İnsanda, “lâtîfe-i Rabbaniye denilen kalb dışında yüzlerce letâif (his, duygu) var. 1 Bu lâtîfeler ruh gibi âlem-i emirdendir. 2 Âlem-i emir nedir?
Kainat iki âlem olarak tasnif edilmiştir: “Halk âlemi ve emir âlemi.”
Halk; gözle görülen, müşahade edilen maddî âleme verilen isimdir. Meselê, toprak, ateş, su gibi.
Âlem-i emir ise, kanunlar, yani, komuta âlemidir. Meselâ, çekim kanunu, ivme kanunu, ruh ve duygular…
Toprak halk âleminden, yerçekimi kanunu ise, emir âlemindendir. Güneş halk âleminden, cazibesi / çekim gücü ise emir âlemindendir. Beden halk âleminden, ruh ise emir âlemindendir.
Halk âlemine ait lâtifeler anâsır-ı erbaa ile (hava, su, toprak, ateş) biyo-fizyolojik nefistir.
Emir âlemine ait lâtifeleri de kalp, ruh, sır, hafî, ahfâ şeklinde sıralayan İmâm-ı Rabbânî, Nakşibendiyye tarikatında seyrüsülûkün kalp lâtifesinden başlayarak emir âlemine ait bu beş lâtife ile (letâif-i hamse) sürdürülmesi usûünü ortaya koymuştur.
Letâif-i hamse denilen bu tavırlar kalb, ruh, sır, hafî, ahfâ olarak beş lâtifeyi de ilave ederek ona tamamlamışlardır.
“Öte yandan letâif-i hamsenin aynı lâtifenin mertebelere göre değişen isimleri olduğu, bazı mertebelerde ona kalp, beşerî kayıtlardan kurtulup saf olduğunda ruh, saflık artınca sır, daha da olgunlaşınca hafî dendiğini, letâifte öz itibariyle farklılık bulunmadığını söyleyenler de vardır. Çoğunluğun görüşü de budur.” 3
Nüfus-u seb’a, “atvâr-ı seb‘a” adı verilen yedi nefis, nefsimizin, ruhumuzun yedi hali, yedi boyutu ise şöyle sıralanır:
1. Nefs-i emmâre: Daima kötülüğü emreden ve şehvanî arzulara ve şeytanî yollara severek giren nefis.

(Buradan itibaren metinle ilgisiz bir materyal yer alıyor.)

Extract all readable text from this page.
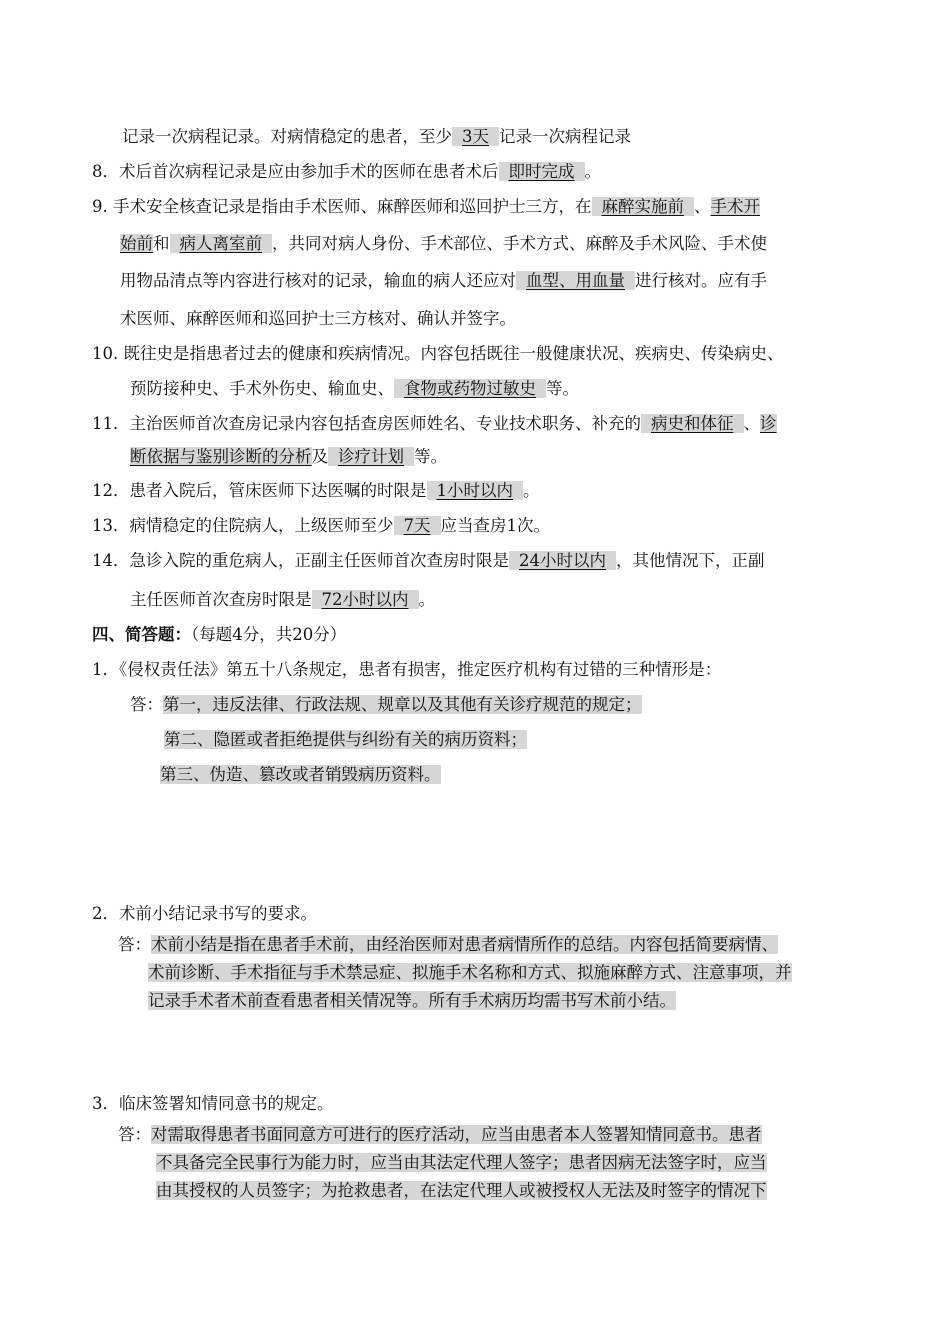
记录一次病程记录。对病情稳定的患者，至少 3天 记录一次病程记录
8．术后首次病程记录是应由参加手术的医师在患者术后 即时完成 。
9. 手术安全核查记录是指由手术医师、麻醉医师和巡回护士三方，在 麻醉实施前 、手术开
始前和 病人离室前 ，共同对病人身份、手术部位、手术方式、麻醉及手术风险、手术使
用物品清点等内容进行核对的记录，输血的病人还应对 血型、用血量 进行核对。应有手
术医师、麻醉医师和巡回护士三方核对、确认并签字。
10. 既往史是指患者过去的健康和疾病情况。内容包括既往一般健康状况、疾病史、传染病史、
预防接种史、手术外伤史、输血史、 食物或药物过敏史 等。
11．主治医师首次查房记录内容包括查房医师姓名、专业技术职务、补充的 病史和体征 、诊
断依据与鉴别诊断的分析及 诊疗计划 等。
12．患者入院后，管床医师下达医嘱的时限是 1小时以内 。
13．病情稳定的住院病人，上级医师至少 7天 应当查房1次。
14．急诊入院的重危病人，正副主任医师首次查房时限是 24小时以内 ，其他情况下，正副
主任医师首次查房时限是 72小时以内 。
四、简答题：（每题4分，共20分）
1．《侵权责任法》第五十八条规定，患者有损害，推定医疗机构有过错的三种情形是：
答：第一，违反法律、行政法规、规章以及其他有关诊疗规范的规定；
第二、隐匿或者拒绝提供与纠纷有关的病历资料；
第三、伪造、篡改或者销毁病历资料。
2．术前小结记录书写的要求。
答：术前小结是指在患者手术前，由经治医师对患者病情所作的总结。内容包括简要病情、
术前诊断、手术指征与手术禁忌症、拟施手术名称和方式、拟施麻醉方式、注意事项，并
记录手术者术前查看患者相关情况等。所有手术病历均需书写术前小结。
3．临床签署知情同意书的规定。
答：对需取得患者书面同意方可进行的医疗活动，应当由患者本人签署知情同意书。患者
不具备完全民事行为能力时，应当由其法定代理人签字；患者因病无法签字时，应当
由其授权的人员签字；为抢救患者，在法定代理人或被授权人无法及时签字的情况下
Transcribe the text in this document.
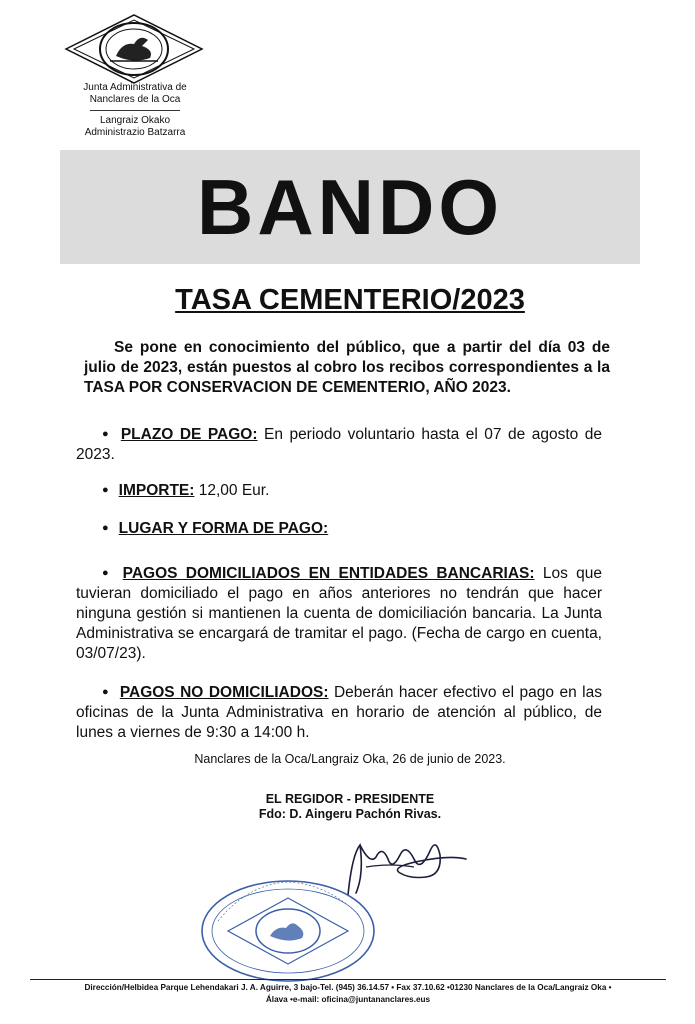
Junta Administrativa de
Nanclares de la Oca
Langraiz Okako
Administrazio Batzarra
BANDO
TASA CEMENTERIO/2023
Se pone en conocimiento del público, que a partir del día 03 de julio de 2023, están puestos al cobro los recibos correspondientes a la TASA POR CONSERVACION DE CEMENTERIO, AÑO 2023.
● PLAZO DE PAGO: En periodo voluntario hasta el 07 de agosto de 2023.
● IMPORTE: 12,00 Eur.
● LUGAR Y FORMA DE PAGO:
● PAGOS DOMICILIADOS EN ENTIDADES BANCARIAS: Los que tuvieran domiciliado el pago en años anteriores no tendrán que hacer ninguna gestión si mantienen la cuenta de domiciliación bancaria. La Junta Administrativa se encargará de tramitar el pago. (Fecha de cargo en cuenta, 03/07/23).
● PAGOS NO DOMICILIADOS: Deberán hacer efectivo el pago en las oficinas de la Junta Administrativa en horario de atención al público, de lunes a viernes de 9:30 a 14:00 h.
Nanclares de la Oca/Langraiz Oka, 26 de junio de 2023.
EL REGIDOR - PRESIDENTE
Fdo: D. Aingeru Pachón Rivas.
Dirección/Helbidea Parque Lehendakari J. A. Aguirre, 3 bajo-Tel. (945) 36.14.57 • Fax 37.10.62 •01230 Nanclares de la Oca/Langraiz Oka •
Álava •e-mail: oficina@juntananclares.eus
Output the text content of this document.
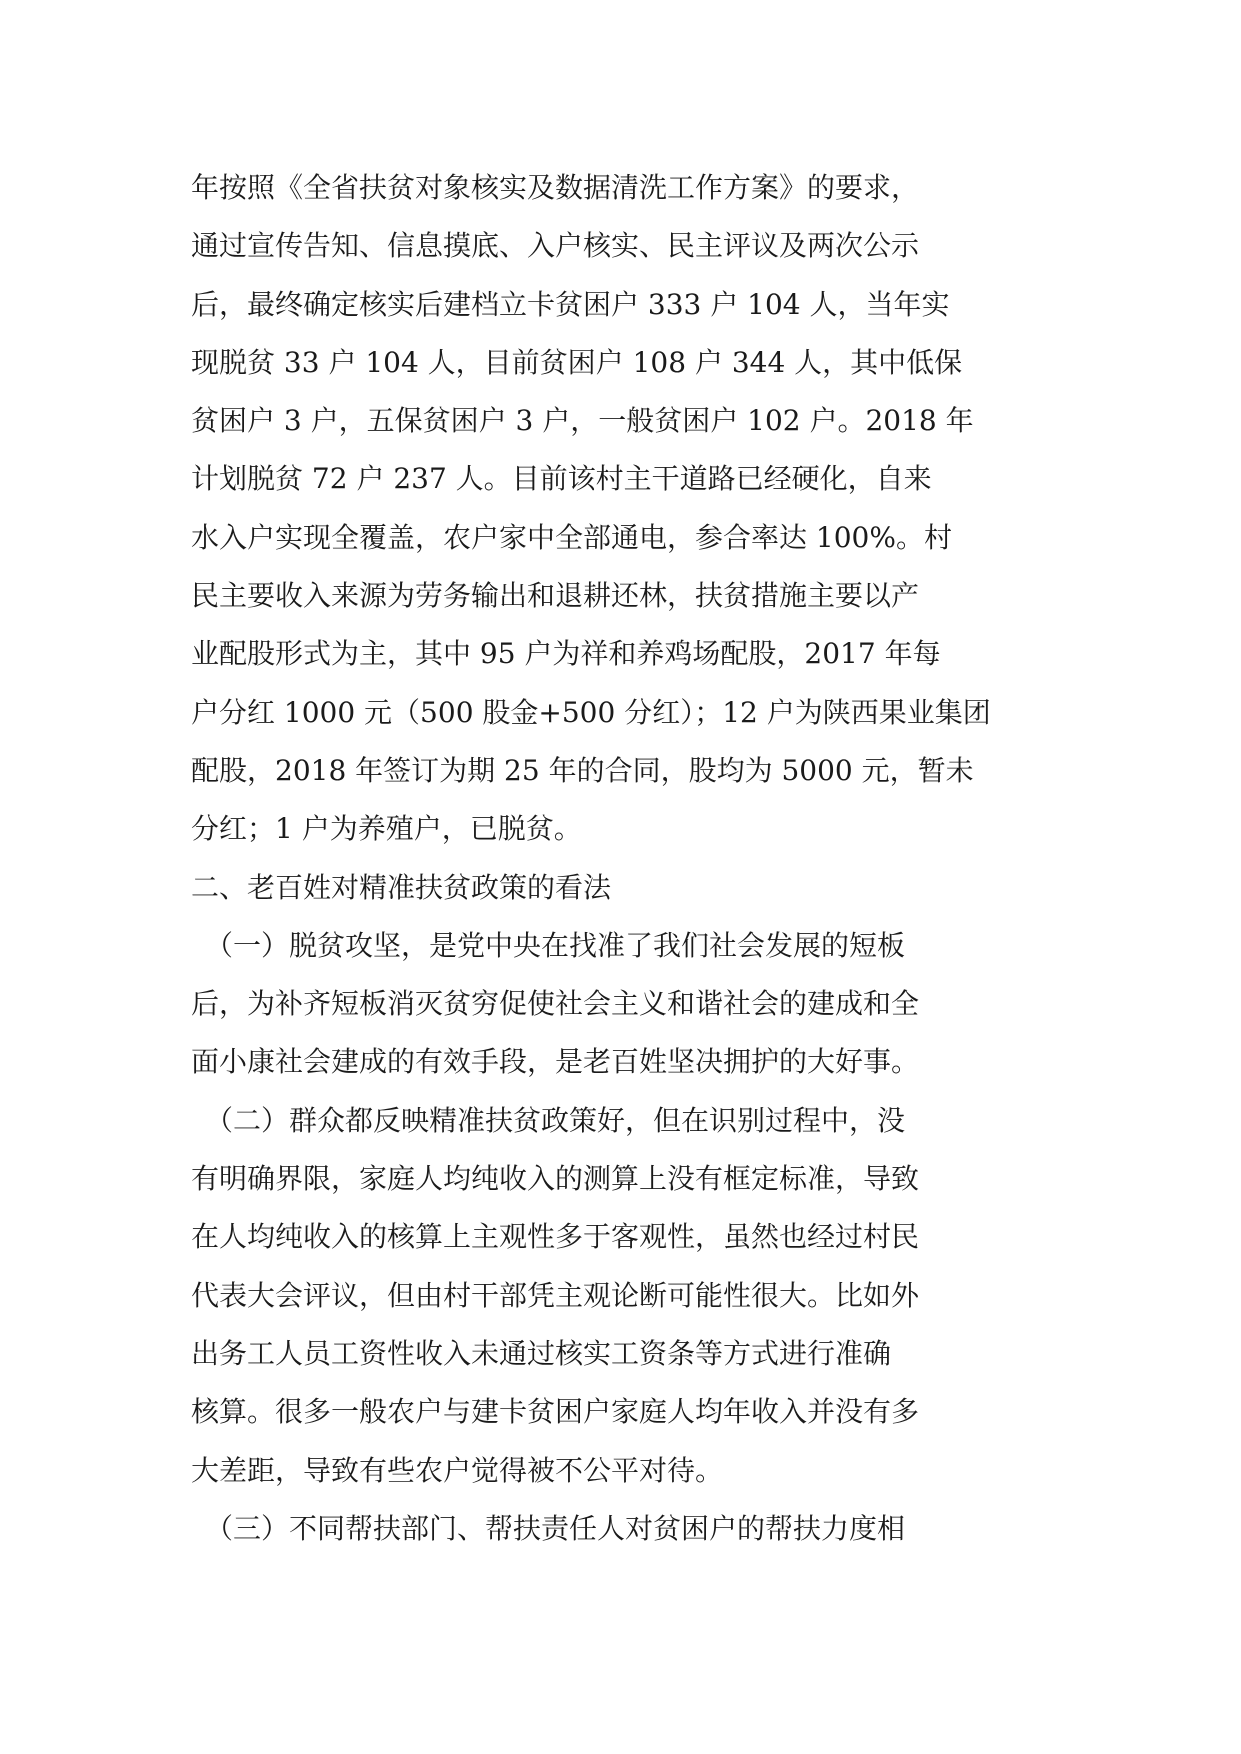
年按照《全省扶贫对象核实及数据清洗工作方案》的要求，
通过宣传告知、信息摸底、入户核实、民主评议及两次公示
后，最终确定核实后建档立卡贫困户 333 户 104 人，当年实
现脱贫 33 户 104 人，目前贫困户 108 户 344 人，其中低保
贫困户 3 户，五保贫困户 3 户，一般贫困户 102 户。2018 年
计划脱贫 72 户 237 人。目前该村主干道路已经硬化，自来
水入户实现全覆盖，农户家中全部通电，参合率达 100%。村
民主要收入来源为劳务输出和退耕还林，扶贫措施主要以产
业配股形式为主，其中 95 户为祥和养鸡场配股，2017 年每
户分红 1000 元（500 股金+500 分红）；12 户为陕西果业集团
配股，2018 年签订为期 25 年的合同，股均为 5000 元，暂未
分红；1 户为养殖户，已脱贫。
二、老百姓对精准扶贫政策的看法
（一）脱贫攻坚，是党中央在找准了我们社会发展的短板
后，为补齐短板消灭贫穷促使社会主义和谐社会的建成和全
面小康社会建成的有效手段，是老百姓坚决拥护的大好事。
（二）群众都反映精准扶贫政策好，但在识别过程中，没
有明确界限，家庭人均纯收入的测算上没有框定标准，导致
在人均纯收入的核算上主观性多于客观性，虽然也经过村民
代表大会评议，但由村干部凭主观论断可能性很大。比如外
出务工人员工资性收入未通过核实工资条等方式进行准确
核算。很多一般农户与建卡贫困户家庭人均年收入并没有多
大差距，导致有些农户觉得被不公平对待。
（三）不同帮扶部门、帮扶责任人对贫困户的帮扶力度相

2. Nefs-i levvame: Kötülükten vicdanen rahatsız olan nefis.
3. Nefs-i mutmainne: Kötülüğe meyilden uzaklaşmış, iyilikleri rahatlıkla işleyebilen nefis.
4. Nefs-i mülheme: İlhama mazhar olmuş nefis.
5. Nefs-i râdiye: Rabbinden razı olmuş nefis. Rabbinin, kahır olsun lütuf olsun, her türlü icraatını rıza ile karşılayan nefis.
6. Nefs-i mardiye: Kendisinden razı olunan, Rabbi katında makbul nefis.
7. Nefs-i safiye: Süzülmüş, katışıksız, temiz nefis.
Nefsimizi parazitlerden ve virüslerden temizlediğimiz, eğittiğimiz, merhale merhale geliştirdiğimiz nis- bette, lâtifelerimiz hassasiyet kazanır, mana, gayb, melekût âlemleri ruh ve kalbimizin aynasında görülür. Veya, uydular ötelerden haberler, görüntüler getirdikleri gibi, lâtife-i aşerelerimiz de ötelerle bağlantı kurarak haberler getirebilir.
Dipnotlar:
1- TDV İslâm Ansiklopedisi, “Lâtîfe” md. 2- Osman Türer, İslâm Ansiklopedisi, Letaif-i Aşere mad.